I keep track of the songs and verses I’ve used, eventually building an alphabetized list where I mark the ones featured in my weekly Media Monday posts. New songs get added in bold, and each morning I select the verse to pair with the music. It’s an easy system for keeping up with unused tracks and future blog ideas.
But the alphabetizing system makes me cringe a little.
Current rules place songs like The Way and The Old Rugged Cross under T for THE, not W and O like we learned when I was in school — or even when I was teaching school.
It’s the same when I turn in articles for national publication. The Oxford comma (that faithful little comma after one, two, and three in a series) is now considered unnecessary in many style guides.
And I just want to scream… whyyyyy?!
I still have old-school red ink running through my veins, and it clocks these seismic shifts immediately.
Not because the changes are catastrophic.
Not because the sky is falling.
But because it’s uncomfortable when something you learned one way for decades is suddenly done a new way.
That’s when it hit me.
God does this too.
Not in confusion. Not in chaos. But in growth.
God sometimes stretches us past what feels familiar. Growth often feels like unnecessary change. And obedience sometimes requires relearning what we were sure we already knew.
It reminds me a little of Rachel’s conversation with her dad in the pilot episode of Friends.
“It’s like all of my life everyone has always told me, ‘You’re a shoe, you’re a shoe, you’re a shoe, you’re a shoe.’ And then today I just stopped and I said, ‘What if I don’t want to be a shoe? What if I want to be a purse?’”
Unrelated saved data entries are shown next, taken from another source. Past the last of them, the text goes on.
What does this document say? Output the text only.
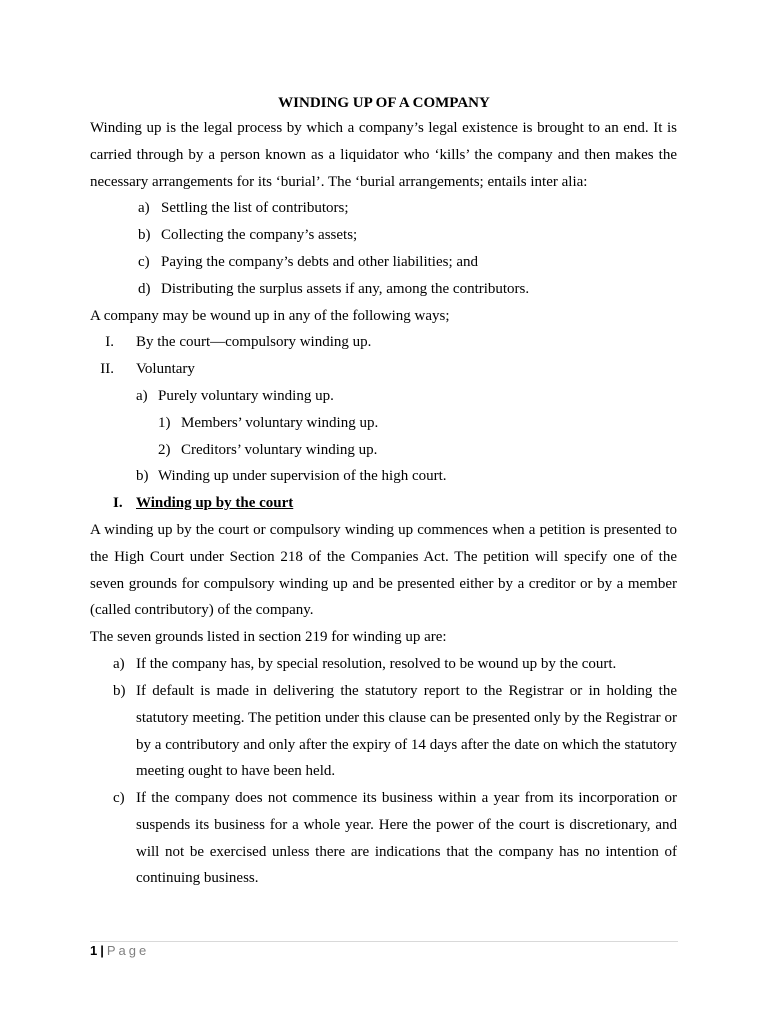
WINDING UP OF A COMPANY

Winding up is the legal process by which a company’s legal existence is brought to an end. It is carried through by a person known as a liquidator who ‘kills’ the company and then makes the necessary arrangements for its ‘burial’. The ‘burial arrangements; entails inter alia:

a) Settling the list of contributors;
b) Collecting the company’s assets;
c) Paying the company’s debts and other liabilities; and
d) Distributing the surplus assets if any, among the contributors.
A company may be wound up in any of the following ways;
I. By the court—compulsory winding up.
II. Voluntary
a) Purely voluntary winding up.
1) Members’ voluntary winding up.
2) Creditors’ voluntary winding up.
b) Winding up under supervision of the high court.
I. Winding up by the court

A winding up by the court or compulsory winding up commences when a petition is presented to the High Court under Section 218 of the Companies Act. The petition will specify one of the seven grounds for compulsory winding up and be presented either by a creditor or by a member (called contributory) of the company.

The seven grounds listed in section 219 for winding up are:
a) If the company has, by special resolution, resolved to be wound up by the court.

b) If default is made in delivering the statutory report to the Registrar or in holding the statutory meeting. The petition under this clause can be presented only by the Registrar or by a contributory and only after the expiry of 14 days after the date on which the statutory meeting ought to have been held.

c) If the company does not commence its business within a year from its incorporation or suspends its business for a whole year. Here the power of the court is discretionary, and will not be exercised unless there are indications that the company has no intention of continuing business.

1 | Page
Of course her dad didn’t get it, which led Rachel to exasperatingly explain:
“It’s a metaphor, Daddy!”
But our Heavenly Father understands.
We look at our lives one way for years, and then one day He gently turns our head and says, “Now look at it from this angle.”
And suddenly, everything shifts.
We don’t usually mind growth when it feels logical. We don’t mind stretching when it feels efficient. We don’t even mind change when we were the ones who suggested it.
But when God starts gently tugging at something we thought was settled — our pace, our priorities, our habits, our expectations — we find ourselves doing the spiritual version of squinting at a missing comma.
“Lord… are we sure about this?”
But maturity in Christ isn’t about knowing more rules.
It’s about staying teachable.
It’s about holding even our well-worn patterns loosely enough that when God says, “We’re doing this differently now,” we don’t dig in our heels just because the old way felt comfortable.
Because here’s the quiet truth:
Sometimes what feels like disruption… is actually refinement.
Sometimes what feels like unnecessary change… is actually the miracle we prayed for.
I’m learning that staying faithful sometimes means staying adaptable. And if God needs to rewrite a few lines in me to keep me growing…
Well.
I’m finally learning to leave a little margin for that.